Kawasaki disease is an acute febrile illness, also known as mucocutaneous lymph node syndrome. It predominantly affects children between the ages of six months and two years, and usually less than five years of age. Asian children are at higher risk due to genetic predisposition. The male-female ratio is 1.5:1. Males are more frequently affected and are also at a greater risk of developing coronary artery aneurysms.
Kawasaki disease has been associated with infectious agents (i.e., Epstein-Barr virus, herpes virus, and streptococcus), dust mites, carpet shampoo, and septic water. There are no specific diagnostic tests for Kawasaki disease. (Table 1). buy generic levitra
There are three phases in the clinical course of untreated Kawasaki disease. First is the acute febrile phase, which lasts one-to-two weeks and consists of the diagnostic criteria along with anorexia, irritability, hepatic dysfunction, and aseptic meningitis. Second is the subacute phase, which lasts two-to-four weeks and consists of thrombocytosis, arthritis and desquamation of the hands and feet. Fever, rash, and lym-phadenopathy resolve, and conjunctivitis and irritability may persist. At this time, patients are at greatest risk for coronary artery thrombosis. Finally, the convalescent phase begins when the clinical signs have resolved and the platelet count and sedimentation rate returns to normal. This phase usually occurs within six-to-10 weeks.

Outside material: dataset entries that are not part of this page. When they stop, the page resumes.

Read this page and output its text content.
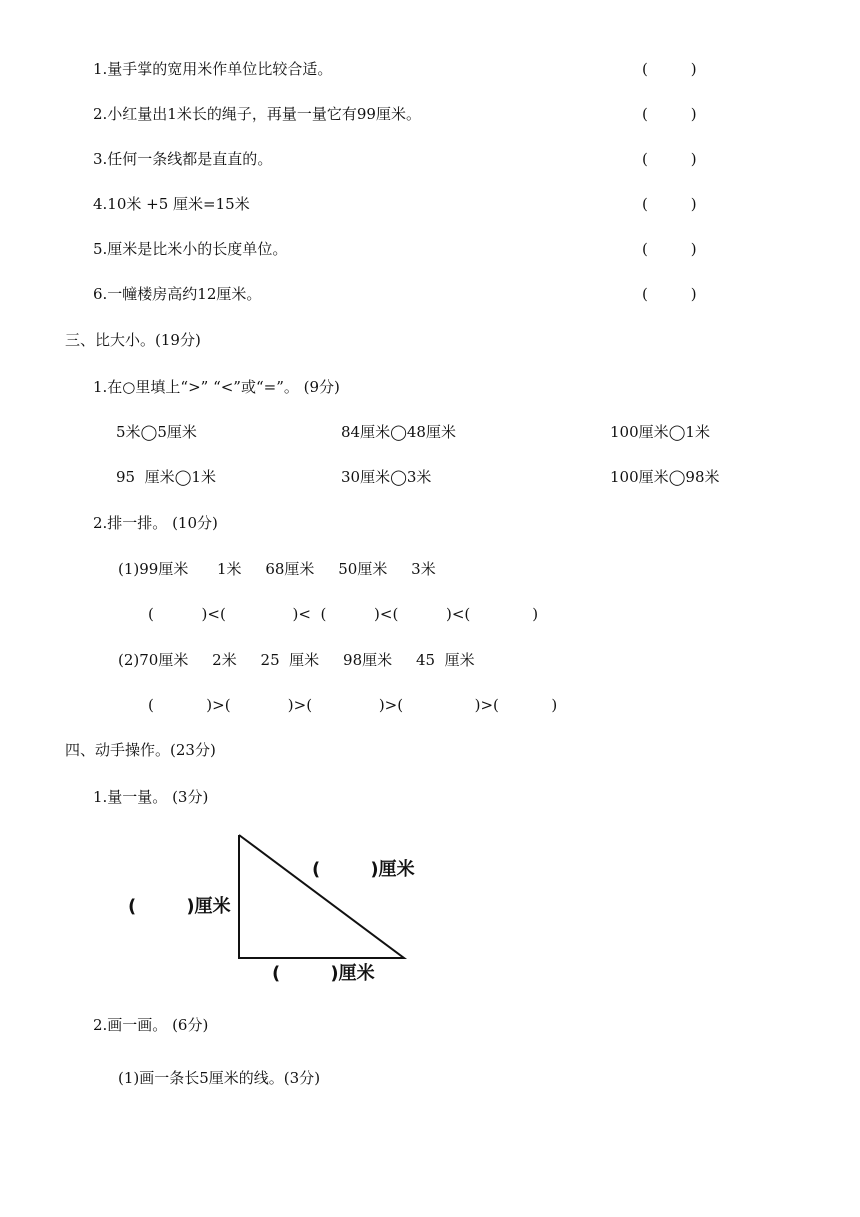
1.量手掌的宽用米作单位比较合适。	(         )
2.小红量出1米长的绳子，再量一量它有99厘米。	(         )
3.任何一条线都是直直的。	(         )
4.10米 +5 厘米=15米	(         )
5.厘米是比米小的长度单位。	(         )
6.一幢楼房高约12厘米。	(         )
三、比大小。(19分)
1.在○里填上“>” “<”或“=”。 (9分)
5米◯5厘米	84厘米◯48厘米	100厘米◯1米
95  厘米◯1米	30厘米◯3米	100厘米◯98米
2.排一排。 (10分)
(1)99厘米      1米     68厘米     50厘米     3米
(          )<(              )<  (          )<(          )<(             )
(2)70厘米     2米     25  厘米     98厘米     45  厘米
(           )>(            )>(              )>(               )>(           )
四、动手操作。(23分)
1.量一量。 (3分)
(        )厘米
(        )厘米
(        )厘米
2.画一画。 (6分)
(1)画一条长5厘米的线。(3分)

The case presented is typical of Kawasaki disease in the way the disease evolved with the clinical signs
Table 1. Diagnostic Criteria for Kawasaki Disease
Fever for at least five days plus four of the following:
1. Nonexudative bulbar conjunctival injection
2. Erythematous mouth and pharynx, and/or strawberry tongue, and/or red, cracked lips
3. Generalized erythematous rash
4. Swelling and erythema of the hands and feet followed by desquamation
5. Cervical lymphadenopathy with at least one node greater than 1.5 cm
and symptoms but atypical with respect to the patient’s postpartum status and her response to IV antibiotic therapy. This appears to be the first perinatal case of Kawasaki disease.
There have been five reported cases of Kawasaki disease and pregnancy in the English literature. All of these cases described patients who had Kawasaki disease during childhood and addressed how the sequelae of coronary artery aneurysms were managed during pregnancy and delivery. The first case described the successful pregnancy and delivery of a patient on low-dose aspirin who had two coronary artery aneurysms. Another report described a case of a successful pregnancy and delivery nine years after coronary artery bypass grafting for Kawasaki coronary artery disease. The third case described a successful pregnancy and delivery with a patient who had a coronary artery aneurysm treated with heparin anticoagulant therapy during pregnancy. The fourth case described the successful use of epidural anesthesia for the caesarean section of a patient with a childhood history of Kawasaki disease. Finally, the fifth case describes a patient who had a peripartum myocardial infarction from presumed Kawasaki disease.
The patient presented in this case was 21 years old and four weeks postpartum, with an initial presentation of a one-week history of fever and rash, which had initially responded to intravenous antibiotic therapy. During her first hospitalization, several conditions were considered. The differential diagnosis included toxic shock syndrome, septic shock, scarlet fever, Stevens Johnson syndrome, hypersensitivity reaction, folliculitis, endometritis, and Kawasaki disease. The patient was treated with the working diagnosis of toxic shock syndrome, but the lack of multisystem involvement and the laboratory results did not fulfill the criteria to make the diagnosis of toxic shock syndrome. She responded to one week of supportive care and IV antibiotic therapy, followed by one week of remission until the fever returned, the rash progressed, and the common features of Kawasaki disease began to evolve. Subsequently, she fulfilled more than the minimum criteria needed to make the diagnosis of Kawasaki disease. canada pharmacy mall
Generally, the clinical signs of Kawasaki disease tend to evolve with time and do not respond to antibiotics. Due to the patient’s response to IV antibiotics, the diagnosis of Kawasaki disease appeared to be less likely. Physicians who consider Kawasaki disease in the differential diagnosis of patients should maintain close follow-up to assure that the patients’ clinical signs and symptoms resolve.